Su traje es amarillo, un topacio que resiste todo intento de descripción, dominando todo lo que se le acerca con un esplendor que es casi imperial.


¿Es el sueño, la inconsciencia o quizá la muerte quien la busca? Debe ser el sueño reflejado bajo la luz del Mediterráneo, que acaricia las gasas, que enrojece la piel. El sueño plácido que descansa, que fortalece, que invita a vivir en un mundo de imágenes coloreadas. Benévolo, placentero, sencillo sueño, donde dejamos de ser quienes somos para ser quienes queremos ser. Cuando el sueño nos rodea con amorosos brazos, olvidamos el cuerpo, porque no es importante y nos sumergimos en las aguas del mar. Allá abajo, un mundo nuevo se descubre: delicados corales, caballitos intangibles, serenas algas movidas al vaivén de la marea, bancos de peces de plata, arena que pule la roca más dura. ¿Es el sueño la vida auténtica? ¿Dormimos para vivir, errantes, muertos en vida, perdidos en las grises sombras de la realidad? No lo sé y no quisiera saberlo, porque atrevidos sueños me atormentan las noches. Sueños que no viviré nunca, que me persiguen, pero que duran el tiempo justo para levantarme sudoroso y aliviado. Bellos, soleados pero igualmente peligrosos, me atrapan y me ahogan. Me avisan de mi pasajera vida. A veces no quiero soñar, consciente como soy de su tentador filo. La durmiente, sin embargo, lo tiene claro, como la decidida Penélope enfrentada a su destino. El eterno sueño es su vida, su hogar lo inconsciente y cuando la antipática muerte llegue, que la busque junto al mar, durmiendo bajo el sol ardiente de junio.

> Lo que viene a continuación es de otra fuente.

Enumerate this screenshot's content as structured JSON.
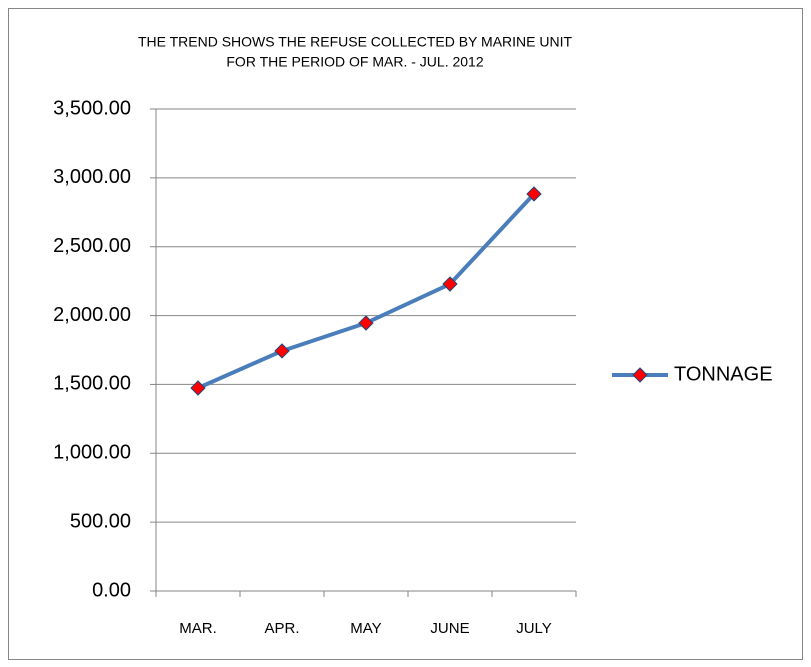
{
  "chart_data": {
    "type": "line",
    "title": [
      "THE TREND SHOWS THE REFUSE COLLECTED BY MARINE UNIT",
      "FOR THE PERIOD OF MAR. - JUL. 2012"
    ],
    "categories": [
      "MAR.",
      "APR.",
      "MAY",
      "JUNE",
      "JULY"
    ],
    "series": [
      {
        "name": "TONNAGE",
        "color": "#4a7ebb",
        "marker_color": "#ff0000",
        "values": [
          1474,
          1743,
          1946,
          2229,
          2883
        ]
      }
    ],
    "ylim": [
      0,
      3500
    ],
    "yticks": [
      {
        "value": 0,
        "label": "0.00"
      },
      {
        "value": 500,
        "label": "500.00"
      },
      {
        "value": 1000,
        "label": "1,000.00"
      },
      {
        "value": 1500,
        "label": "1,500.00"
      },
      {
        "value": 2000,
        "label": "2,000.00"
      },
      {
        "value": 2500,
        "label": "2,500.00"
      },
      {
        "value": 3000,
        "label": "3,000.00"
      },
      {
        "value": 3500,
        "label": "3,500.00"
      }
    ],
    "grid": true,
    "legend": "right"
  }
}
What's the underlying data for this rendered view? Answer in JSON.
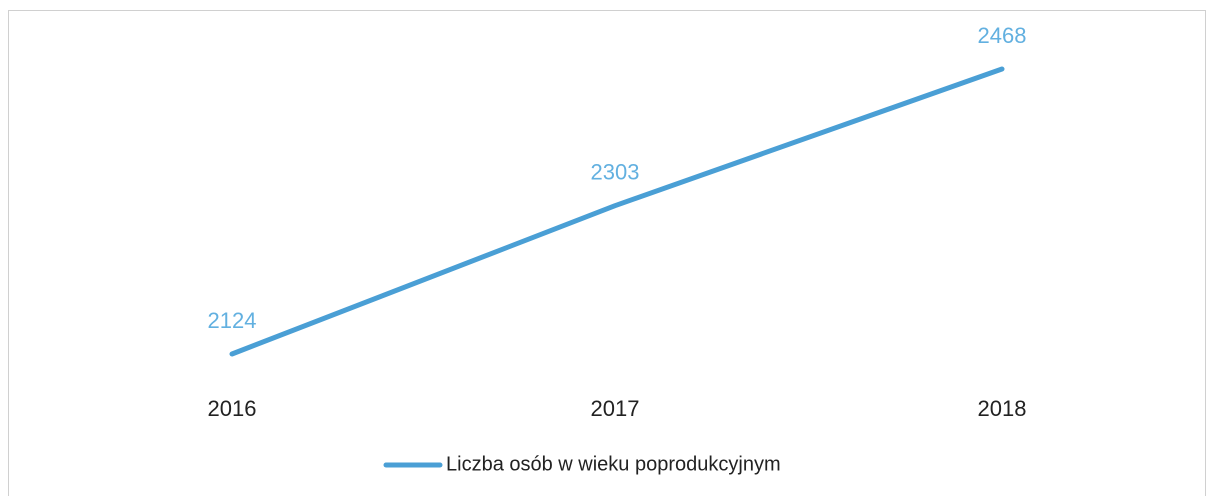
{
  "chart_data": {
    "type": "line",
    "categories": [
      "2016",
      "2017",
      "2018"
    ],
    "series": [
      {
        "name": "Liczba osób w wieku poprodukcyjnym",
        "color": "#4a9fd5",
        "values": [
          2124,
          2303,
          2468
        ]
      }
    ],
    "label_color": "#62b0e0"
  }
}
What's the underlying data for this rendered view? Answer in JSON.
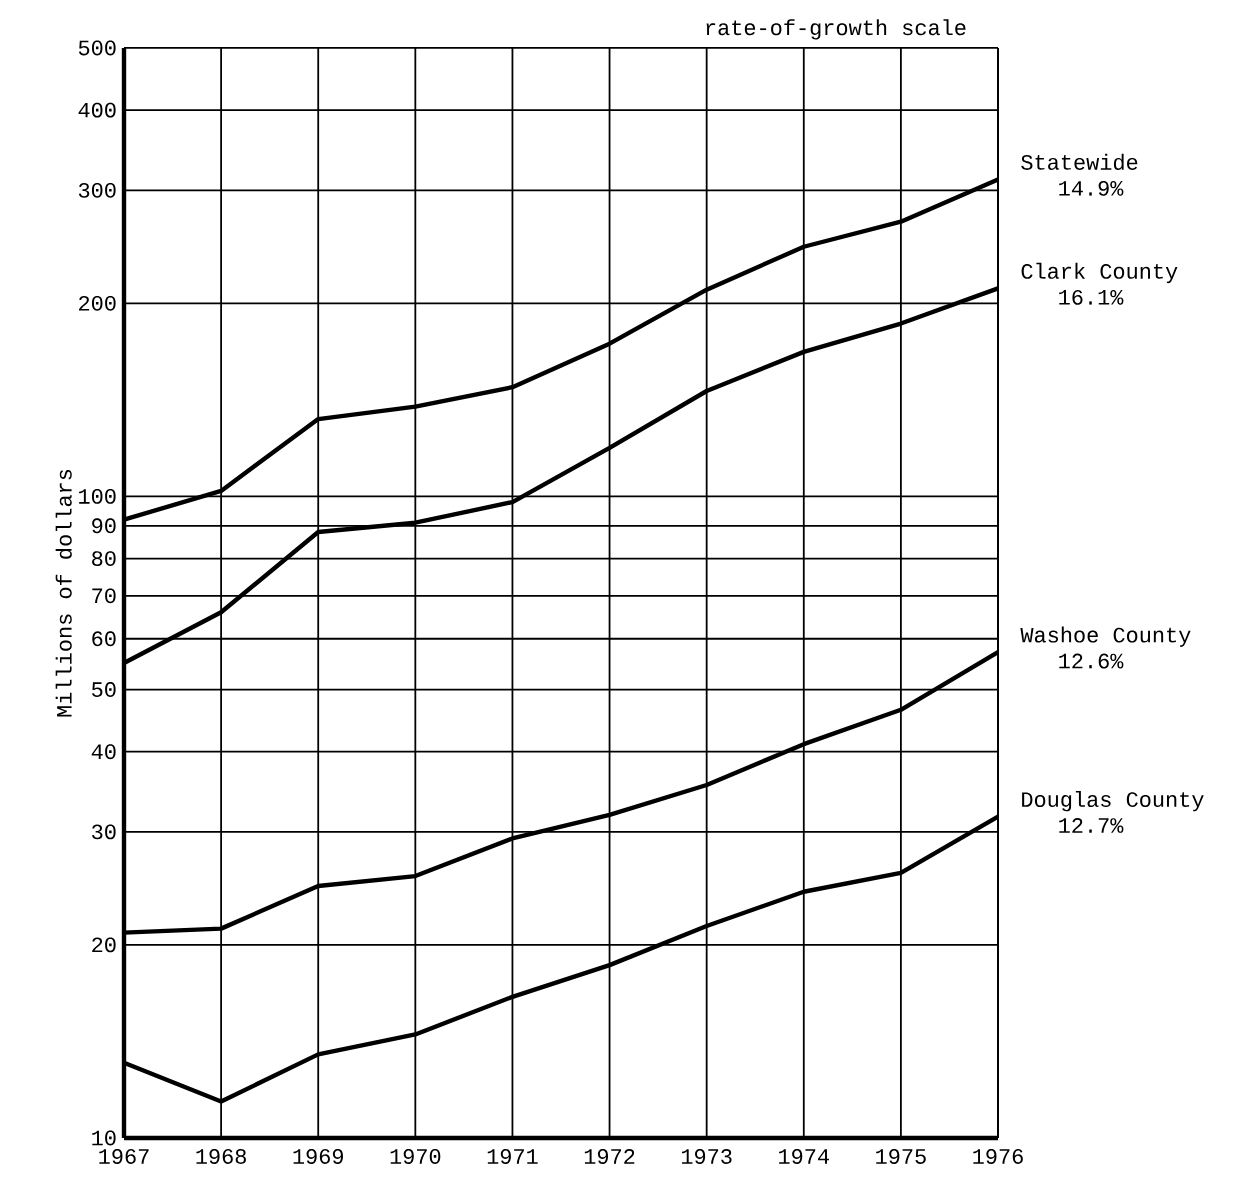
{
  "chart_data": {
    "type": "line",
    "ylabel": "Millions of dollars",
    "log": "y",
    "grid": true,
    "line_style": "solid",
    "x": [
      1967,
      1968,
      1969,
      1970,
      1971,
      1972,
      1973,
      1974,
      1975,
      1976
    ],
    "xlim": [
      1967,
      1976
    ],
    "xticks": [
      1967,
      1968,
      1969,
      1970,
      1971,
      1972,
      1973,
      1974,
      1975,
      1976
    ],
    "ylim": [
      10,
      500
    ],
    "yticks": [
      10,
      20,
      30,
      40,
      50,
      60,
      70,
      80,
      90,
      100,
      200,
      300,
      400,
      500
    ],
    "series": [
      {
        "name": "Statewide",
        "color": "#000000",
        "values": [
          92,
          102,
          132,
          138,
          148,
          173,
          210,
          245,
          268,
          312
        ]
      },
      {
        "name": "Clark County",
        "color": "#000000",
        "values": [
          55,
          66,
          88,
          91,
          98,
          119,
          146,
          168,
          186,
          211
        ]
      },
      {
        "name": "Washoe County",
        "color": "#000000",
        "values": [
          20.9,
          21.2,
          24.7,
          25.6,
          29.3,
          31.9,
          35.5,
          41.1,
          46.5,
          57.2
        ]
      },
      {
        "name": "Douglas County",
        "color": "#000000",
        "values": [
          13.1,
          11.4,
          13.5,
          14.5,
          16.6,
          18.6,
          21.4,
          24.2,
          25.9,
          31.7
        ]
      }
    ],
    "annotations": [
      "rate-of-growth scale",
      "14.9%",
      "16.1%",
      "12.6%",
      "12.7%"
    ]
  }
}
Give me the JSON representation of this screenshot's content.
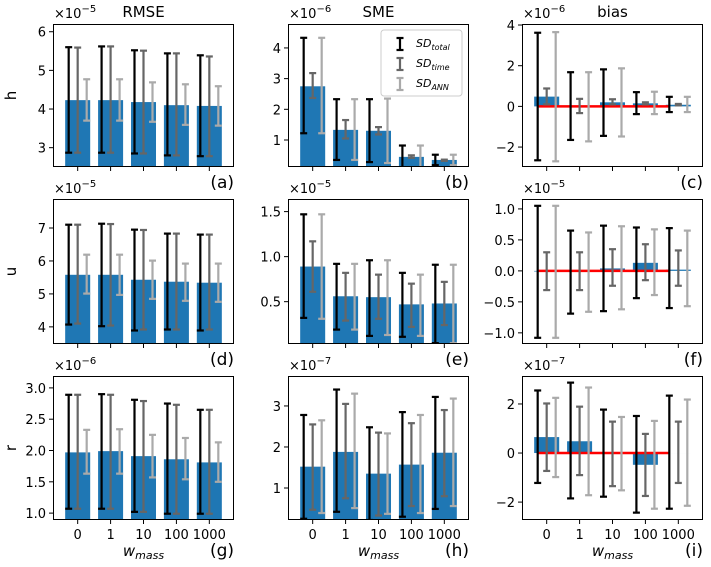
{
  "figure": {
    "x_tick_labels": [
      "0",
      "1",
      "10",
      "100",
      "1000"
    ],
    "x_label_base": "w",
    "x_label_sub": "mass",
    "bar_color": "#1f77b4",
    "zero_line_color": "#ff0000",
    "err_colors": {
      "total": "#000000",
      "time": "#666666",
      "ANN": "#aaaaaa"
    },
    "legend": {
      "panel": "b",
      "position": "top-right",
      "entries": [
        {
          "key": "total",
          "base": "SD",
          "sub": "total"
        },
        {
          "key": "time",
          "base": "SD",
          "sub": "time"
        },
        {
          "key": "ANN",
          "base": "SD",
          "sub": "ANN"
        }
      ]
    }
  },
  "chart_data": [
    {
      "id": "a",
      "type": "bar",
      "row": 0,
      "col": 0,
      "title": "RMSE",
      "ylabel": "h",
      "letter": "(a)",
      "offset": "-5",
      "ylim": [
        2.5,
        6.2
      ],
      "yticks": [
        3,
        4,
        5,
        6
      ],
      "tick_fmt": 0,
      "categories": [
        "0",
        "1",
        "10",
        "100",
        "1000"
      ],
      "values": [
        4.23,
        4.23,
        4.18,
        4.1,
        4.08
      ],
      "err_total": [
        [
          2.87,
          5.6
        ],
        [
          2.87,
          5.62
        ],
        [
          2.85,
          5.52
        ],
        [
          2.8,
          5.44
        ],
        [
          2.78,
          5.39
        ]
      ],
      "err_time": [
        [
          2.87,
          5.59
        ],
        [
          2.87,
          5.62
        ],
        [
          2.85,
          5.51
        ],
        [
          2.8,
          5.44
        ],
        [
          2.78,
          5.36
        ]
      ],
      "err_ANN": [
        [
          3.7,
          4.77
        ],
        [
          3.7,
          4.77
        ],
        [
          3.67,
          4.69
        ],
        [
          3.59,
          4.64
        ],
        [
          3.57,
          4.59
        ]
      ],
      "zero_line": false
    },
    {
      "id": "b",
      "type": "bar",
      "row": 0,
      "col": 1,
      "title": "SME",
      "ylabel": "",
      "letter": "(b)",
      "offset": "-6",
      "ylim": [
        0.12,
        4.78
      ],
      "yticks": [
        1,
        2,
        3,
        4
      ],
      "tick_fmt": 0,
      "categories": [
        "0",
        "1",
        "10",
        "100",
        "1000"
      ],
      "values": [
        2.75,
        1.33,
        1.3,
        0.45,
        0.35
      ],
      "err_total": [
        [
          1.22,
          4.33
        ],
        [
          0.35,
          2.33
        ],
        [
          0.28,
          2.33
        ],
        [
          0.1,
          0.82
        ],
        [
          0.18,
          0.52
        ]
      ],
      "err_time": [
        [
          2.37,
          3.18
        ],
        [
          1.05,
          1.65
        ],
        [
          1.18,
          1.42
        ],
        [
          0.42,
          0.5
        ],
        [
          0.32,
          0.36
        ]
      ],
      "err_ANN": [
        [
          1.22,
          4.33
        ],
        [
          0.35,
          2.33
        ],
        [
          0.25,
          2.35
        ],
        [
          0.1,
          0.82
        ],
        [
          0.18,
          0.52
        ]
      ],
      "zero_line": false
    },
    {
      "id": "c",
      "type": "bar",
      "row": 0,
      "col": 2,
      "title": "bias",
      "ylabel": "",
      "letter": "(c)",
      "offset": "-6",
      "ylim": [
        -2.98,
        4.05
      ],
      "yticks": [
        -2,
        0,
        2,
        4
      ],
      "tick_fmt": 0,
      "categories": [
        "0",
        "1",
        "10",
        "100",
        "1000"
      ],
      "values": [
        0.48,
        0.0,
        0.2,
        0.15,
        0.08
      ],
      "err_total": [
        [
          -2.65,
          3.62
        ],
        [
          -1.65,
          1.68
        ],
        [
          -1.45,
          1.82
        ],
        [
          -0.38,
          0.7
        ],
        [
          -0.28,
          0.47
        ]
      ],
      "err_time": [
        [
          0.1,
          0.88
        ],
        [
          -0.33,
          0.37
        ],
        [
          0.1,
          0.35
        ],
        [
          0.1,
          0.2
        ],
        [
          0.05,
          0.12
        ]
      ],
      "err_ANN": [
        [
          -2.7,
          3.65
        ],
        [
          -1.72,
          1.68
        ],
        [
          -1.48,
          1.87
        ],
        [
          -0.38,
          0.72
        ],
        [
          -0.28,
          0.47
        ]
      ],
      "zero_line": true
    },
    {
      "id": "d",
      "type": "bar",
      "row": 1,
      "col": 0,
      "title": "",
      "ylabel": "u",
      "letter": "(d)",
      "offset": "-5",
      "ylim": [
        3.48,
        7.88
      ],
      "yticks": [
        4,
        5,
        6,
        7
      ],
      "tick_fmt": 0,
      "categories": [
        "0",
        "1",
        "10",
        "100",
        "1000"
      ],
      "values": [
        5.58,
        5.58,
        5.43,
        5.37,
        5.34
      ],
      "err_total": [
        [
          4.07,
          7.1
        ],
        [
          4.02,
          7.13
        ],
        [
          3.89,
          6.95
        ],
        [
          3.92,
          6.83
        ],
        [
          3.89,
          6.8
        ]
      ],
      "err_time": [
        [
          4.1,
          7.1
        ],
        [
          4.04,
          7.12
        ],
        [
          3.92,
          6.94
        ],
        [
          3.92,
          6.83
        ],
        [
          3.92,
          6.8
        ]
      ],
      "err_ANN": [
        [
          5.01,
          6.19
        ],
        [
          4.97,
          6.19
        ],
        [
          4.85,
          6.01
        ],
        [
          4.79,
          5.92
        ],
        [
          4.76,
          5.92
        ]
      ],
      "zero_line": false
    },
    {
      "id": "e",
      "type": "bar",
      "row": 1,
      "col": 1,
      "title": "",
      "ylabel": "",
      "letter": "(e)",
      "offset": "-5",
      "ylim": [
        0.03,
        1.64
      ],
      "yticks": [
        0.5,
        1.0,
        1.5
      ],
      "tick_fmt": 1,
      "categories": [
        "0",
        "1",
        "10",
        "100",
        "1000"
      ],
      "values": [
        0.89,
        0.56,
        0.55,
        0.47,
        0.48
      ],
      "err_total": [
        [
          0.32,
          1.47
        ],
        [
          0.19,
          0.92
        ],
        [
          0.12,
          0.96
        ],
        [
          0.11,
          0.82
        ],
        [
          0.04,
          0.91
        ]
      ],
      "err_time": [
        [
          0.61,
          1.17
        ],
        [
          0.29,
          0.82
        ],
        [
          0.31,
          0.8
        ],
        [
          0.22,
          0.7
        ],
        [
          0.24,
          0.72
        ]
      ],
      "err_ANN": [
        [
          0.31,
          1.47
        ],
        [
          0.19,
          0.92
        ],
        [
          0.13,
          0.96
        ],
        [
          0.12,
          0.8
        ],
        [
          0.04,
          0.91
        ]
      ],
      "zero_line": false
    },
    {
      "id": "f",
      "type": "bar",
      "row": 1,
      "col": 2,
      "title": "",
      "ylabel": "",
      "letter": "(f)",
      "offset": "-5",
      "ylim": [
        -1.18,
        1.16
      ],
      "yticks": [
        -1.0,
        -0.5,
        0.0,
        0.5,
        1.0
      ],
      "tick_fmt": 1,
      "categories": [
        "0",
        "1",
        "10",
        "100",
        "1000"
      ],
      "values": [
        -0.01,
        0.0,
        0.04,
        0.13,
        0.02
      ],
      "err_total": [
        [
          -1.08,
          1.05
        ],
        [
          -0.69,
          0.65
        ],
        [
          -0.65,
          0.73
        ],
        [
          -0.44,
          0.7
        ],
        [
          -0.6,
          0.69
        ]
      ],
      "err_time": [
        [
          -0.31,
          0.3
        ],
        [
          -0.31,
          0.3
        ],
        [
          -0.24,
          0.35
        ],
        [
          -0.15,
          0.43
        ],
        [
          -0.24,
          0.33
        ]
      ],
      "err_ANN": [
        [
          -1.08,
          1.05
        ],
        [
          -0.66,
          0.62
        ],
        [
          -0.62,
          0.72
        ],
        [
          -0.39,
          0.67
        ],
        [
          -0.57,
          0.65
        ]
      ],
      "zero_line": true
    },
    {
      "id": "g",
      "type": "bar",
      "row": 2,
      "col": 0,
      "title": "",
      "ylabel": "r",
      "letter": "(g)",
      "offset": "-6",
      "ylim": [
        0.89,
        3.19
      ],
      "yticks": [
        1.0,
        1.5,
        2.0,
        2.5,
        3.0
      ],
      "tick_fmt": 1,
      "categories": [
        "0",
        "1",
        "10",
        "100",
        "1000"
      ],
      "values": [
        1.97,
        1.99,
        1.91,
        1.86,
        1.81
      ],
      "err_total": [
        [
          1.07,
          2.89
        ],
        [
          1.07,
          2.9
        ],
        [
          1.02,
          2.81
        ],
        [
          0.99,
          2.75
        ],
        [
          0.99,
          2.65
        ]
      ],
      "err_time": [
        [
          1.07,
          2.89
        ],
        [
          1.07,
          2.89
        ],
        [
          1.02,
          2.79
        ],
        [
          0.99,
          2.73
        ],
        [
          0.99,
          2.65
        ]
      ],
      "err_ANN": [
        [
          1.63,
          2.33
        ],
        [
          1.63,
          2.34
        ],
        [
          1.57,
          2.25
        ],
        [
          1.54,
          2.2
        ],
        [
          1.5,
          2.13
        ]
      ],
      "zero_line": false
    },
    {
      "id": "h",
      "type": "bar",
      "row": 2,
      "col": 1,
      "title": "",
      "ylabel": "",
      "letter": "(h)",
      "offset": "-7",
      "ylim": [
        0.22,
        3.73
      ],
      "yticks": [
        1,
        2,
        3
      ],
      "tick_fmt": 0,
      "categories": [
        "0",
        "1",
        "10",
        "100",
        "1000"
      ],
      "values": [
        1.52,
        1.88,
        1.35,
        1.57,
        1.86
      ],
      "err_total": [
        [
          0.25,
          2.78
        ],
        [
          0.42,
          3.4
        ],
        [
          0.22,
          2.48
        ],
        [
          0.3,
          2.85
        ],
        [
          0.49,
          3.22
        ]
      ],
      "err_time": [
        [
          0.47,
          2.55
        ],
        [
          0.75,
          3.05
        ],
        [
          0.33,
          2.35
        ],
        [
          0.56,
          2.58
        ],
        [
          0.8,
          2.9
        ]
      ],
      "err_ANN": [
        [
          0.39,
          2.65
        ],
        [
          0.51,
          3.3
        ],
        [
          0.37,
          2.33
        ],
        [
          0.39,
          2.78
        ],
        [
          0.56,
          3.18
        ]
      ],
      "zero_line": false
    },
    {
      "id": "i",
      "type": "bar",
      "row": 2,
      "col": 2,
      "title": "",
      "ylabel": "",
      "letter": "(i)",
      "offset": "-7",
      "ylim": [
        -2.73,
        3.14
      ],
      "yticks": [
        -2,
        0,
        2
      ],
      "tick_fmt": 0,
      "categories": [
        "0",
        "1",
        "10",
        "100",
        "1000"
      ],
      "values": [
        0.65,
        0.48,
        0.0,
        -0.48,
        0.0
      ],
      "err_total": [
        [
          -1.22,
          2.55
        ],
        [
          -1.85,
          2.87
        ],
        [
          -1.78,
          1.77
        ],
        [
          -2.43,
          1.51
        ],
        [
          -2.27,
          2.34
        ]
      ],
      "err_time": [
        [
          -0.73,
          2.02
        ],
        [
          -0.9,
          1.89
        ],
        [
          -1.35,
          1.28
        ],
        [
          -1.75,
          0.78
        ],
        [
          -1.22,
          1.28
        ]
      ],
      "err_ANN": [
        [
          -0.98,
          2.25
        ],
        [
          -1.72,
          2.67
        ],
        [
          -1.52,
          1.47
        ],
        [
          -2.27,
          1.31
        ],
        [
          -2.15,
          2.18
        ]
      ],
      "zero_line": true
    }
  ]
}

Sol ardiente de junio (1895) del pintor británico Frederic Leighton es uno de mis cuadros favoritos. Mil veces disfrutado en ilustraciones, nunca lo había visto en persona, porque se exhibe en el Museo de Arte de Ponce en Puerto Rico. Pero curioso como siempre, el destino me lo ha traído, ya que unas obras de remodelación en su museo le ha hecho recorrer mundo visitando paredes ajenas en que lucirse. Desde el 24 de febrero hasta el fin de mayo recala el Sol ardiente de junio en una sala del Museo del Prado de Madrid y estando cerca era un verdadero pecado no ir a hacerle una visita. Estos encuentros suelen ser comprometidos porque las expectativas suelen ser tan altas que la sombra de la decepción siempre planea sobre tu cabeza... Pero, todo fue sencillo y fácil, como los mejores placeres. Entré cauteloso para no perturbar el eterno sueño de mi anaranjada amiga y allí me quedé, absorto, recorriendo con la vista cada pliegue, cada muesca, cada detalle. Atrapado mucho más tiempo de lo que hubiera imaginado, callado, sonriendo, sintiendo como si el sol se hubiera colado por las ventanas del museo. Y más hubiera estado si no llega a despertarme de ese sueño una avalancha de estudiantes de excursión de fin de curso que gritaban su aburrimiento en la sala. Aún así, salí del Prado deslumbrado, con la imagen impagable del sol ardiente de junio grabada para siempre en mi memoria.